When I discussed this phenomenon with a geneticist
at UC Berkeley, who is now conducting a large-scale gene knock-out study
on this strain of mouse, without any hesitation, he said: "Its obvious,
it is all determined during early development!" In March 2002, Craig Venter, the founder of Celera
and one of the key scientist in the Human Genome Project, delivered the
Hitchcock Lectures at UCB; and before one of the presentations, I presented
this for his consideration. He said: "That just shows that it is not
all genomic." But when it was pointed out that the survival differential
was so constant, he thought for a moment and then said: "To tell you
the truth, I do not have the slightest idea." (His candor and objectivity
was appreciated and commendable.) Again, in March 2002, Wolf
Reik gave a presentation at Lawrence Berkeley Laboratory about
his work on "Dynamic Reprogramming of DNA Methylation in the Early
Mouse Embryo", and this issue was brought to his attention. He had
never considered it before but suggested that an experiment might be designed
to analyze DNA methylation of a cohort to determine the differences in
the reprogramming of different individual genomes and then carry-out the
experiment to the full-term life-span and see if there might be any correlation.
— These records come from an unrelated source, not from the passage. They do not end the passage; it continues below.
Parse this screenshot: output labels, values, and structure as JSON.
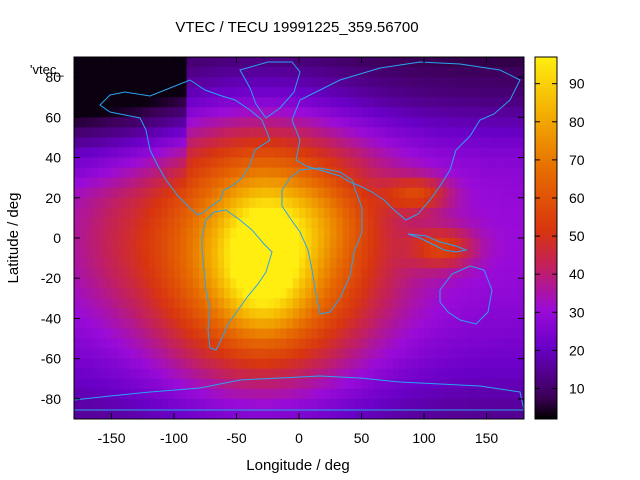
{
  "chart_data": {
    "type": "heatmap",
    "title": "VTEC / TECU 19991225_359.56700",
    "key_label": "'vtec_",
    "xlabel": "Longitude / deg",
    "ylabel": "Latitude / deg",
    "xlim": [
      -180,
      180
    ],
    "ylim": [
      -90,
      90
    ],
    "xticks": [
      -150,
      -100,
      -50,
      0,
      50,
      100,
      150
    ],
    "yticks": [
      -80,
      -60,
      -40,
      -20,
      0,
      20,
      40,
      60,
      80
    ],
    "colorbar": {
      "min": 2,
      "max": 97,
      "ticks": [
        10,
        20,
        30,
        40,
        50,
        60,
        70,
        80,
        90
      ],
      "palette": [
        "#000000",
        "#3c0058",
        "#6a00c8",
        "#9a0bd8",
        "#c2205e",
        "#d8350f",
        "#e66a00",
        "#f3ad00",
        "#ffee10"
      ],
      "palette_stops": [
        0,
        0.06,
        0.2,
        0.3,
        0.42,
        0.52,
        0.68,
        0.84,
        1
      ]
    },
    "field_blobs": [
      {
        "lon": -30,
        "lat": -8,
        "sigma_lon": 62,
        "sigma_lat": 45,
        "amplitude": 58
      },
      {
        "lon": -28,
        "lat": -12,
        "sigma_lon": 22,
        "sigma_lat": 22,
        "amplitude": 28
      },
      {
        "lon": 15,
        "lat": 10,
        "sigma_lon": 28,
        "sigma_lat": 14,
        "amplitude": 8
      },
      {
        "lon": 95,
        "lat": 22,
        "sigma_lon": 18,
        "sigma_lat": 6,
        "amplitude": 22
      },
      {
        "lon": 115,
        "lat": -5,
        "sigma_lon": 18,
        "sigma_lat": 7,
        "amplitude": 22
      },
      {
        "lon": -150,
        "lat": 0,
        "sigma_lon": 30,
        "sigma_lat": 25,
        "amplitude": 5
      }
    ],
    "field_background": {
      "equator_value": 30,
      "pole_value": 14,
      "north_dark_value": 6
    },
    "field_minimum": 3
  }
}
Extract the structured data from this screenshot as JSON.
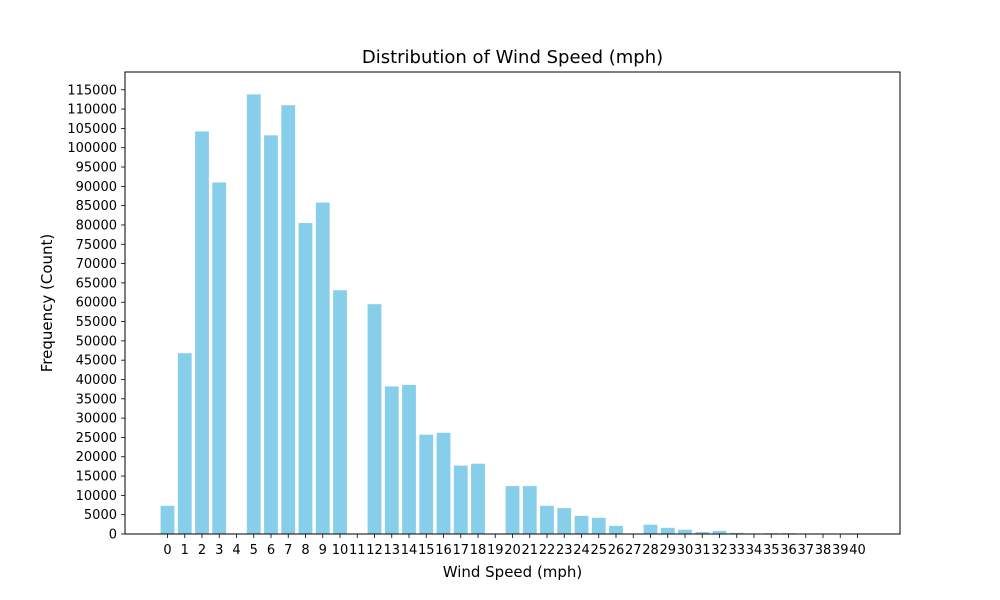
{
  "chart_data": {
    "type": "bar",
    "title": "Distribution of Wind Speed (mph)",
    "xlabel": "Wind Speed (mph)",
    "ylabel": "Frequency (Count)",
    "categories": [
      "0",
      "1",
      "2",
      "3",
      "4",
      "5",
      "6",
      "7",
      "8",
      "9",
      "10",
      "11",
      "12",
      "13",
      "14",
      "15",
      "16",
      "17",
      "18",
      "19",
      "20",
      "21",
      "22",
      "23",
      "24",
      "25",
      "26",
      "27",
      "28",
      "29",
      "30",
      "31",
      "32",
      "33",
      "34",
      "35",
      "36",
      "37",
      "38",
      "39",
      "40"
    ],
    "values": [
      7300,
      46800,
      104200,
      91000,
      0,
      113800,
      103200,
      111000,
      80500,
      85800,
      63100,
      0,
      59500,
      38200,
      38600,
      25700,
      26200,
      17700,
      18200,
      0,
      12400,
      12400,
      7300,
      6700,
      4700,
      4200,
      2100,
      0,
      2400,
      1600,
      1100,
      500,
      800,
      300,
      0,
      200,
      200,
      100,
      100,
      100,
      100
    ],
    "ylim": [
      0,
      119600
    ],
    "yticks": [
      0,
      5000,
      10000,
      15000,
      20000,
      25000,
      30000,
      35000,
      40000,
      45000,
      50000,
      55000,
      60000,
      65000,
      70000,
      75000,
      80000,
      85000,
      90000,
      95000,
      100000,
      105000,
      110000,
      115000
    ],
    "bar_color": "#87ceeb",
    "grid": false
  }
}
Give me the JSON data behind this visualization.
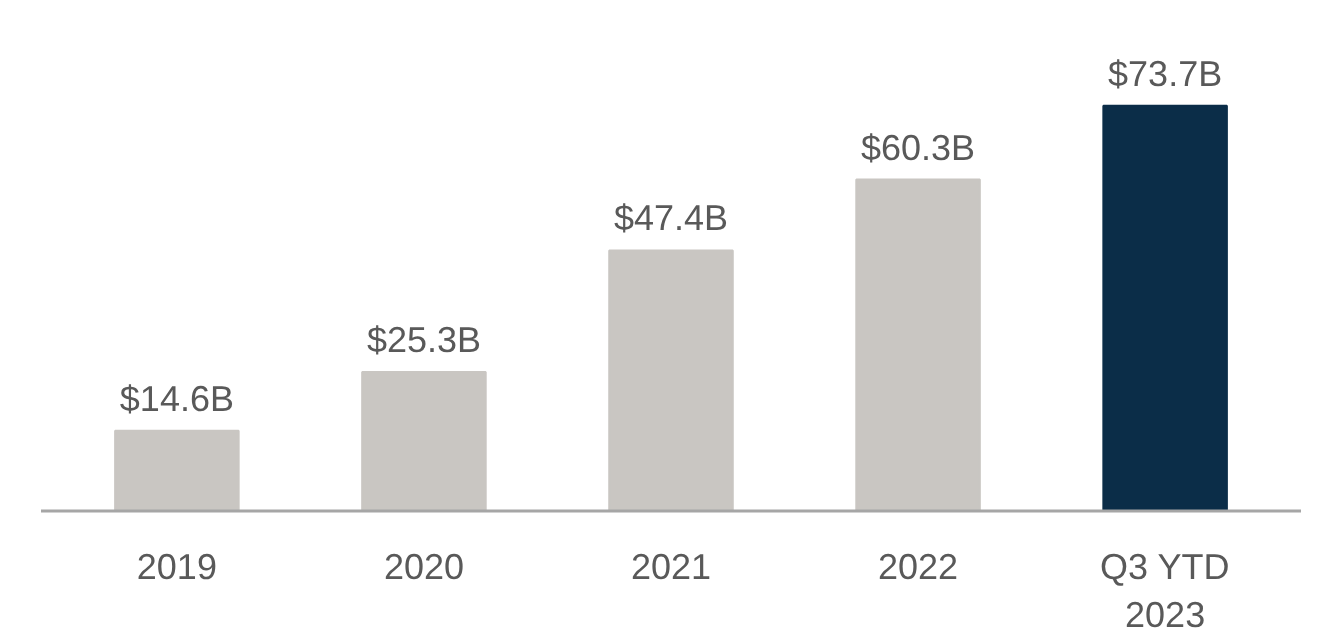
{
  "chart_data": {
    "type": "bar",
    "categories": [
      "2019",
      "2020",
      "2021",
      "2022",
      "Q3 YTD\n2023"
    ],
    "values": [
      14.6,
      25.3,
      47.4,
      60.3,
      73.7
    ],
    "value_labels": [
      "$14.6B",
      "$25.3B",
      "$47.4B",
      "$60.3B",
      "$73.7B"
    ],
    "colors": [
      "#c9c6c2",
      "#c9c6c2",
      "#c9c6c2",
      "#c9c6c2",
      "#0b2d48"
    ],
    "grid": false
  }
}
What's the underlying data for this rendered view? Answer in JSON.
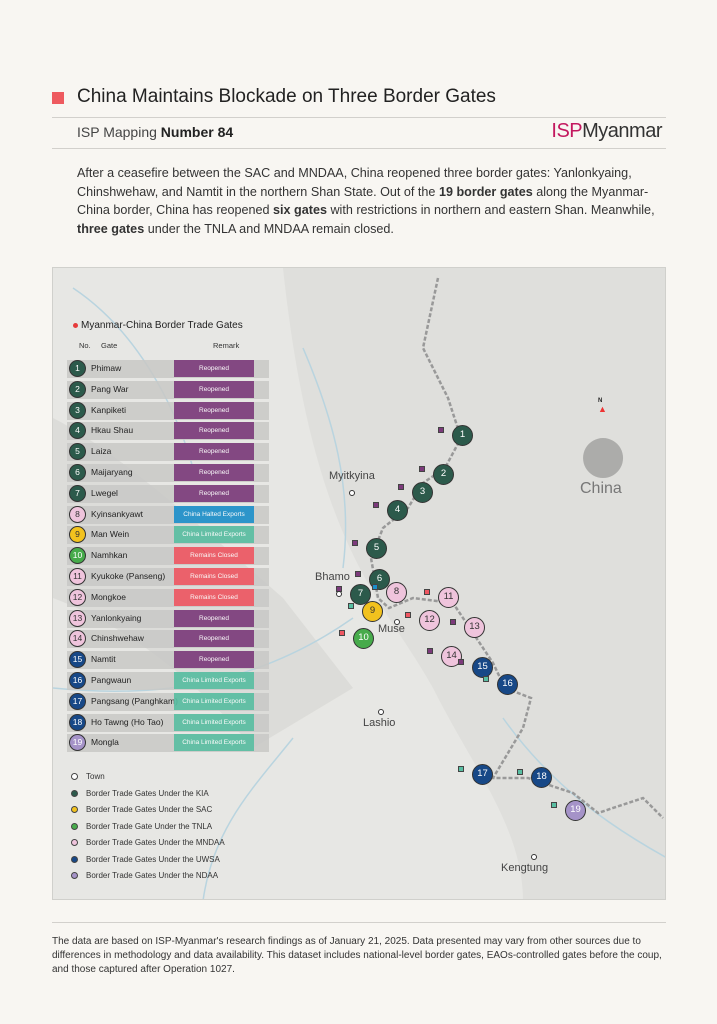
{
  "header": {
    "title": "China Maintains Blockade on Three Border Gates",
    "series_label": "ISP Mapping",
    "series_number": "Number 84",
    "logo_isp": "ISP",
    "logo_rest": "Myanmar"
  },
  "intro": {
    "p1": "After a ceasefire between the SAC and MNDAA, China reopened three border gates: Yanlonkyaing, Chinshwehaw, and Namtit in the northern Shan State. Out of the ",
    "b1": "19 border gates",
    "p2": " along the Myanmar-China border, China has reopened ",
    "b2": "six gates",
    "p3": " with restrictions in northern and eastern Shan. Meanwhile, ",
    "b3": "three gates",
    "p4": " under the TNLA and MNDAA remain closed."
  },
  "panel": {
    "title": "Myanmar-China Border Trade Gates",
    "col_no": "No.",
    "col_gate": "Gate",
    "col_remark": "Remark"
  },
  "colors": {
    "KIA": "#2c5a4b",
    "SAC": "#f2c21e",
    "TNLA": "#47ab4b",
    "MNDAA": "#efc4dc",
    "UWSA": "#174887",
    "NDAA": "#a593c8",
    "Reopened": "#7c3a7b",
    "China Halted Exports": "#1b8fcb",
    "China Limited Exports": "#58bea2",
    "Remains Closed": "#ef5661",
    "accent": "#ee5a5f"
  },
  "gates": [
    {
      "no": "1",
      "name": "Phimaw",
      "group": "KIA",
      "remark": "Reopened"
    },
    {
      "no": "2",
      "name": "Pang War",
      "group": "KIA",
      "remark": "Reopened"
    },
    {
      "no": "3",
      "name": "Kanpiketi",
      "group": "KIA",
      "remark": "Reopened"
    },
    {
      "no": "4",
      "name": "Hkau Shau",
      "group": "KIA",
      "remark": "Reopened"
    },
    {
      "no": "5",
      "name": "Laiza",
      "group": "KIA",
      "remark": "Reopened"
    },
    {
      "no": "6",
      "name": "Maijaryang",
      "group": "KIA",
      "remark": "Reopened"
    },
    {
      "no": "7",
      "name": "Lwegel",
      "group": "KIA",
      "remark": "Reopened"
    },
    {
      "no": "8",
      "name": "Kyinsankyawt",
      "group": "MNDAA",
      "remark": "China Halted Exports"
    },
    {
      "no": "9",
      "name": "Man Wein",
      "group": "SAC",
      "remark": "China Limited Exports"
    },
    {
      "no": "10",
      "name": "Namhkan",
      "group": "TNLA",
      "remark": "Remains Closed"
    },
    {
      "no": "11",
      "name": "Kyukoke (Panseng)",
      "group": "MNDAA",
      "remark": "Remains Closed"
    },
    {
      "no": "12",
      "name": "Mongkoe",
      "group": "MNDAA",
      "remark": "Remains Closed"
    },
    {
      "no": "13",
      "name": "Yanlonkyaing",
      "group": "MNDAA",
      "remark": "Reopened"
    },
    {
      "no": "14",
      "name": "Chinshwehaw",
      "group": "MNDAA",
      "remark": "Reopened"
    },
    {
      "no": "15",
      "name": "Namtit",
      "group": "UWSA",
      "remark": "Reopened"
    },
    {
      "no": "16",
      "name": "Pangwaun",
      "group": "UWSA",
      "remark": "China Limited Exports"
    },
    {
      "no": "17",
      "name": "Pangsang (Panghkam)",
      "group": "UWSA",
      "remark": "China Limited Exports"
    },
    {
      "no": "18",
      "name": "Ho Tawng (Ho Tao)",
      "group": "UWSA",
      "remark": "China Limited Exports"
    },
    {
      "no": "19",
      "name": "Mongla",
      "group": "NDAA",
      "remark": "China Limited Exports"
    }
  ],
  "legend": [
    {
      "label": "Town",
      "group": "Town"
    },
    {
      "label": "Border Trade Gates Under the KIA",
      "group": "KIA"
    },
    {
      "label": "Border Trade Gates Under the SAC",
      "group": "SAC"
    },
    {
      "label": "Border Trade Gate Under the TNLA",
      "group": "TNLA"
    },
    {
      "label": "Border Trade Gates Under the MNDAA",
      "group": "MNDAA"
    },
    {
      "label": "Border Trade Gates Under the UWSA",
      "group": "UWSA"
    },
    {
      "label": "Border Trade Gates Under the NDAA",
      "group": "NDAA"
    }
  ],
  "map": {
    "towns": [
      "Myitkyina",
      "Bhamo",
      "Muse",
      "Lashio",
      "Kengtung"
    ],
    "country_label": "China",
    "north_label": "N"
  },
  "footer": {
    "text": "The data are based on ISP-Myanmar's research findings as of January 21, 2025. Data presented may vary from other sources due to differences in methodology and data availability. This dataset includes national-level border gates, EAOs-controlled gates before the coup, and those captured after Operation 1027."
  }
}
The Survival Curve of Human Populations
Unlike
the experimental animal model above, human populations are very heterogeneous;
and our environmental variables are radically different and disparate.
Regardless, our survival curve and distribution of mortality are similar.
The exponential rate of mortality after age 30 is held to be caused by
"ageing" - i.e., Gompertz' "force of mortality".
Curiously, if you take all of the people
who die from one particular chronic disease and create a survival curve
for only that group, you obtain similar survival curves.